Zone-out detection that's useful, not annoying: Early versions flagged too much. We tuned the thresholds (60+ minutes on same app, not 30) and focused on patterns the user self-identifies as problems, not judgments we impose.

Accomplishments that we're proud of

It actually works. Gemini 3 correctly categorizes a Khan Academy video as aligned and a celebrity gossip reel as drifting. The alignment score feels meaningful.

Bookmark identification is magic. Tap the widget on any YouTube video or tweet, and within seconds you have the title, creator, and a working link in your library. No manual entry.

The privacy architecture is real. We're not just claiming privacy — screenshots genuinely don't persist. The 1-day GCS lifecycle policy is a safety net, not the primary mechanism. We delete immediately after processing.

Local-first by design. Your profile, preferences, and history live on your device — not in our cloud. Login exists for personalization, not data collection. We turned a constraint into a statement: personal AI should be personal and private.

Zone-out detection feels helpful, not judgmental. When the app notices you've been on Instagram for 68 minutes, it's a gentle "heads up" — not a red alert.

What we learned

Accessibility services are powerful but inconsistent. Each app structures its view hierarchy differently. Building robust extraction required handling edge cases per platform.

Gemini 3 is genuinely good at this. We were skeptical that vision + text analysis would reliably categorize content. It does. The descriptions it generates ("Watching ML lecture on transformer architecture") are surprisingly accurate.

Privacy and utility can coexist. We assumed we'd have to sacrifice features for privacy. Instead, the constraint pushed us toward better architecture: analyze in real-time, keep only the insights, delete the raw data.

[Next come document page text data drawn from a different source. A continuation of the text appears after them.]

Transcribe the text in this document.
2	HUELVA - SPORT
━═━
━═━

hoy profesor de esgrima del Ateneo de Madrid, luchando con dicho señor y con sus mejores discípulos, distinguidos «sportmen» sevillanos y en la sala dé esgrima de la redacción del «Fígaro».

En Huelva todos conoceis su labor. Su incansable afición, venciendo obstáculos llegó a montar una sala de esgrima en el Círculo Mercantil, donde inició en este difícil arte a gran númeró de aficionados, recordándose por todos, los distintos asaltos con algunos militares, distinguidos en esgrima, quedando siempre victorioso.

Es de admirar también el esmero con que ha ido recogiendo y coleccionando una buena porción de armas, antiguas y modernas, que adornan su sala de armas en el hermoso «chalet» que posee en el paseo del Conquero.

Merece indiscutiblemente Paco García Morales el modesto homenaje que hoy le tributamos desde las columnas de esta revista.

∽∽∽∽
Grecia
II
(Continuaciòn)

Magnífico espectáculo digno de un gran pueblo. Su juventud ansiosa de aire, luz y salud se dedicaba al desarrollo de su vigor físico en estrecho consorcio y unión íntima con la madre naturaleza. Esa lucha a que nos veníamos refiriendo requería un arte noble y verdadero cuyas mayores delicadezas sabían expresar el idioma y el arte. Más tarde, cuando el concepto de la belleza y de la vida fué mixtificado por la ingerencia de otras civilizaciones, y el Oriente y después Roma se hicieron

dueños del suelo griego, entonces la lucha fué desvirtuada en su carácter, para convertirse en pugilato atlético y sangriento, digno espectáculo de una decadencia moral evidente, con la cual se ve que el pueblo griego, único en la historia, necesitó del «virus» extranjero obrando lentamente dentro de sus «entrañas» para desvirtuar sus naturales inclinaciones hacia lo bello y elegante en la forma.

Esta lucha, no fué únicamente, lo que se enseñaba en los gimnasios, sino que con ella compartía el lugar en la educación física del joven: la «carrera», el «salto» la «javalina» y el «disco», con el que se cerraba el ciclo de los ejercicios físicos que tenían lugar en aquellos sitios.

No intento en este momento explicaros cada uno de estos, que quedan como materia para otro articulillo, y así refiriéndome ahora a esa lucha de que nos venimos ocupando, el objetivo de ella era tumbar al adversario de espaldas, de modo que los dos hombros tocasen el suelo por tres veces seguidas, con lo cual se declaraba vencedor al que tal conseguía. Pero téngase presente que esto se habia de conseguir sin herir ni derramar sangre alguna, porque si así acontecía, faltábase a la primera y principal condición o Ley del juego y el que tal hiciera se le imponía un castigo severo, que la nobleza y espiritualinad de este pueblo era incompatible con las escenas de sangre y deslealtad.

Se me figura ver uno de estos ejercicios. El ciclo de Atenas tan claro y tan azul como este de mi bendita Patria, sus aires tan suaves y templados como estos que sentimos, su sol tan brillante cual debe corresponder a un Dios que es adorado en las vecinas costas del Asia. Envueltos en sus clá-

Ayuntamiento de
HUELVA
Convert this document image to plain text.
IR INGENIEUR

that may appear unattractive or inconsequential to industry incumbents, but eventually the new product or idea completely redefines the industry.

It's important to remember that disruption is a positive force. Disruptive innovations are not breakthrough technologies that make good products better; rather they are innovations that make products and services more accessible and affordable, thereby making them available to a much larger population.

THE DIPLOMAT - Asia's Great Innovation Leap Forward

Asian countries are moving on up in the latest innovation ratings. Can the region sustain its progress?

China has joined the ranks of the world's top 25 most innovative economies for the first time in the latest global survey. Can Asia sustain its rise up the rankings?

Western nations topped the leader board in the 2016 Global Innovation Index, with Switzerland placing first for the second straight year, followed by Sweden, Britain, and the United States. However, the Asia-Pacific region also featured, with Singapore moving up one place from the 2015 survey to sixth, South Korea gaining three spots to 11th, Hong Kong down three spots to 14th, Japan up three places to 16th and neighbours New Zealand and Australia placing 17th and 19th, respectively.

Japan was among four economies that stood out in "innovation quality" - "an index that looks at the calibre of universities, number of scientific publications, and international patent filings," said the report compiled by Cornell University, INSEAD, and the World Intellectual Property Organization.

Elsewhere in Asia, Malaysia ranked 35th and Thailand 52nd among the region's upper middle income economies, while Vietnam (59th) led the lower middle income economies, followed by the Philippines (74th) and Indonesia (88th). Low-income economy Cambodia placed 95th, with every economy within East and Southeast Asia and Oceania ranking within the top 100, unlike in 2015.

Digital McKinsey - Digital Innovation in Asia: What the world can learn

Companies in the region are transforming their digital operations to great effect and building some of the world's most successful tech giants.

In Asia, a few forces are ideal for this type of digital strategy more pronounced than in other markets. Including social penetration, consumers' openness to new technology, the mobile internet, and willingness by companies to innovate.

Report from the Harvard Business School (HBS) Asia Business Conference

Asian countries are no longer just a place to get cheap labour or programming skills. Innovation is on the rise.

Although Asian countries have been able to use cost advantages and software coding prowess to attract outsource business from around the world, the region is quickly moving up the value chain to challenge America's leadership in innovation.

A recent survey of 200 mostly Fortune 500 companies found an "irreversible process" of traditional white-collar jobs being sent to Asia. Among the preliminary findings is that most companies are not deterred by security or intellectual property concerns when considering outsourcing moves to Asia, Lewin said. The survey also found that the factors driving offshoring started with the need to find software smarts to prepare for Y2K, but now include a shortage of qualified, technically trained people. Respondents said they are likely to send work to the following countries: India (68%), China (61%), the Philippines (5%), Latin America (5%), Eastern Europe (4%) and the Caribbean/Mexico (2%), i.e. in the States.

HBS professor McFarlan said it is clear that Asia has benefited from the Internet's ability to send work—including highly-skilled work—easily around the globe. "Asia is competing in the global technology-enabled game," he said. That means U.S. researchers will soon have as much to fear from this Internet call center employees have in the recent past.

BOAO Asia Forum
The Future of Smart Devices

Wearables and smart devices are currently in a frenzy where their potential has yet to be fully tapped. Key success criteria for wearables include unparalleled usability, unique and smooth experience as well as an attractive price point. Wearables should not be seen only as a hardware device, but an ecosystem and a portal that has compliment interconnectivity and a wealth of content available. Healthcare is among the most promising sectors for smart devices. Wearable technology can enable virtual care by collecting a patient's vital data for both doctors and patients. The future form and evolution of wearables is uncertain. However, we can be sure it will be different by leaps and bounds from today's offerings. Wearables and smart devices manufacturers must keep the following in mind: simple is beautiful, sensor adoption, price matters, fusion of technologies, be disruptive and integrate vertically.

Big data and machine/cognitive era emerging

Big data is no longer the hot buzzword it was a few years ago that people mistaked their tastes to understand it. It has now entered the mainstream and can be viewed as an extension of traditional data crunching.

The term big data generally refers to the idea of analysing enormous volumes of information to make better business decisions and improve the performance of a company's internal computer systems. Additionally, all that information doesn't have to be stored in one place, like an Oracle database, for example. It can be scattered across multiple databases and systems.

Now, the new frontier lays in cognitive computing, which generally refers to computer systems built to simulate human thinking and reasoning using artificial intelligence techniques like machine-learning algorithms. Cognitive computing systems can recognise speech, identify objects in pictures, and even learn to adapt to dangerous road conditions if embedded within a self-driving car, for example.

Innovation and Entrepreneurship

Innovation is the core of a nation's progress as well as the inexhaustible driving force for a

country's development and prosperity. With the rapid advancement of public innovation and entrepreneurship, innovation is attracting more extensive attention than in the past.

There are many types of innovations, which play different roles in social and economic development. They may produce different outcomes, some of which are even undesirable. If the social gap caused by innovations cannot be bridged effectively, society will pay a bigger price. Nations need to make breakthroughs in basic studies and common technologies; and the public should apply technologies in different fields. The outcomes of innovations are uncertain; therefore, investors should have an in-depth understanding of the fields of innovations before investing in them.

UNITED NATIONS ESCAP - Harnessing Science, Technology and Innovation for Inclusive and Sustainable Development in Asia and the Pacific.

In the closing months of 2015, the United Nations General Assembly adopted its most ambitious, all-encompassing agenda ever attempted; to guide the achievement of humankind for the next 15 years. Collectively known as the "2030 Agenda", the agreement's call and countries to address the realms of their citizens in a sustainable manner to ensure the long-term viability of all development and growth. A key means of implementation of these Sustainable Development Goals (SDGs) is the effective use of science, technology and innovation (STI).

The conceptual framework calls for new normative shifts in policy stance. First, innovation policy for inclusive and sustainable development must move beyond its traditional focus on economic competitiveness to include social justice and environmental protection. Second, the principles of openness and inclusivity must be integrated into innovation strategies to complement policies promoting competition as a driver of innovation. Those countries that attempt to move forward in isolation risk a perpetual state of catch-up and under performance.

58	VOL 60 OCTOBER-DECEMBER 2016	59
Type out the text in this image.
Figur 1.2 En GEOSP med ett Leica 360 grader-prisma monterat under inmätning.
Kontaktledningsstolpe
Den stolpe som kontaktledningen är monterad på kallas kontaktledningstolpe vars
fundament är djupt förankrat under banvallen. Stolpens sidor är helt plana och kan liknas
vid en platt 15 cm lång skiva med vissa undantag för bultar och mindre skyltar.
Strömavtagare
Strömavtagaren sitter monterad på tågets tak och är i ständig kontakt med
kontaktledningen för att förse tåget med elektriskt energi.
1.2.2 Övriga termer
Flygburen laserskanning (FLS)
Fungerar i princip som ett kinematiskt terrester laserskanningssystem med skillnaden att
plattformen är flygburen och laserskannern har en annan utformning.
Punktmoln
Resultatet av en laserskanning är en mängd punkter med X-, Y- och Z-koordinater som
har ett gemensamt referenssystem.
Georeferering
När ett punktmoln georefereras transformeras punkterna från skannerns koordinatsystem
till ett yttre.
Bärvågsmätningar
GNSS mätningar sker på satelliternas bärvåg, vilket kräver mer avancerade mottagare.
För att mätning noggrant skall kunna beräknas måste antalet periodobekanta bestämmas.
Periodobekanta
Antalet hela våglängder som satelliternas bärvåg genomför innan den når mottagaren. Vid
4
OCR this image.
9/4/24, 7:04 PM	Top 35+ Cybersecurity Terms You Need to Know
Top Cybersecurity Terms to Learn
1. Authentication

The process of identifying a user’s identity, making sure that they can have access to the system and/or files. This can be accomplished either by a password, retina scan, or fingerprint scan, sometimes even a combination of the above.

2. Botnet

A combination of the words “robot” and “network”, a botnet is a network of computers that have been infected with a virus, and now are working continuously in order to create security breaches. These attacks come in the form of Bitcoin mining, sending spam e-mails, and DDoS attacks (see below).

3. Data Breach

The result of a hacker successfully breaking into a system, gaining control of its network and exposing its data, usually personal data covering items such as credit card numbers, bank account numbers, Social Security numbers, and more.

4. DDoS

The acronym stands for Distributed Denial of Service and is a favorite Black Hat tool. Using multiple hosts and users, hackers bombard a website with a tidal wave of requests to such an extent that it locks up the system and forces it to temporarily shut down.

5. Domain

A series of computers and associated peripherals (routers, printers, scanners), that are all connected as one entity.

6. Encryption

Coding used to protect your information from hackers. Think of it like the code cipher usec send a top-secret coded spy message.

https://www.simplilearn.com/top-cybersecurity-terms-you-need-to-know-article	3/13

Screen time is emotional. Users don't want to feel graded. The entire design language — "aligned" not "productive," coral not red, "heads up" not "warning" — exists because how you frame the data matters as much as the data itself.

What's next for Doit

On-device processing: When Gemini Nano matures, we want all analysis to happen locally. No cloud calls, no data leaving the phone. True privacy.

Open source: We believe this should be a public utility, not a proprietary product. Planning to open-source the Android app and backend.

Expanded bookmark support: TikTok, Reddit, Snapchat, and more platforms as we keep progressing. Better Instagram resolution if Meta ever opens up their content graph.

Smarter nudges: Real-time widget state changes as you drift — the I morphing to N as your alignment drops. Gentle, ambient awareness without interruption.

Cross-device: Extending to desktop browsers. Your screen time is fragmented across devices; your awareness shouldn't be.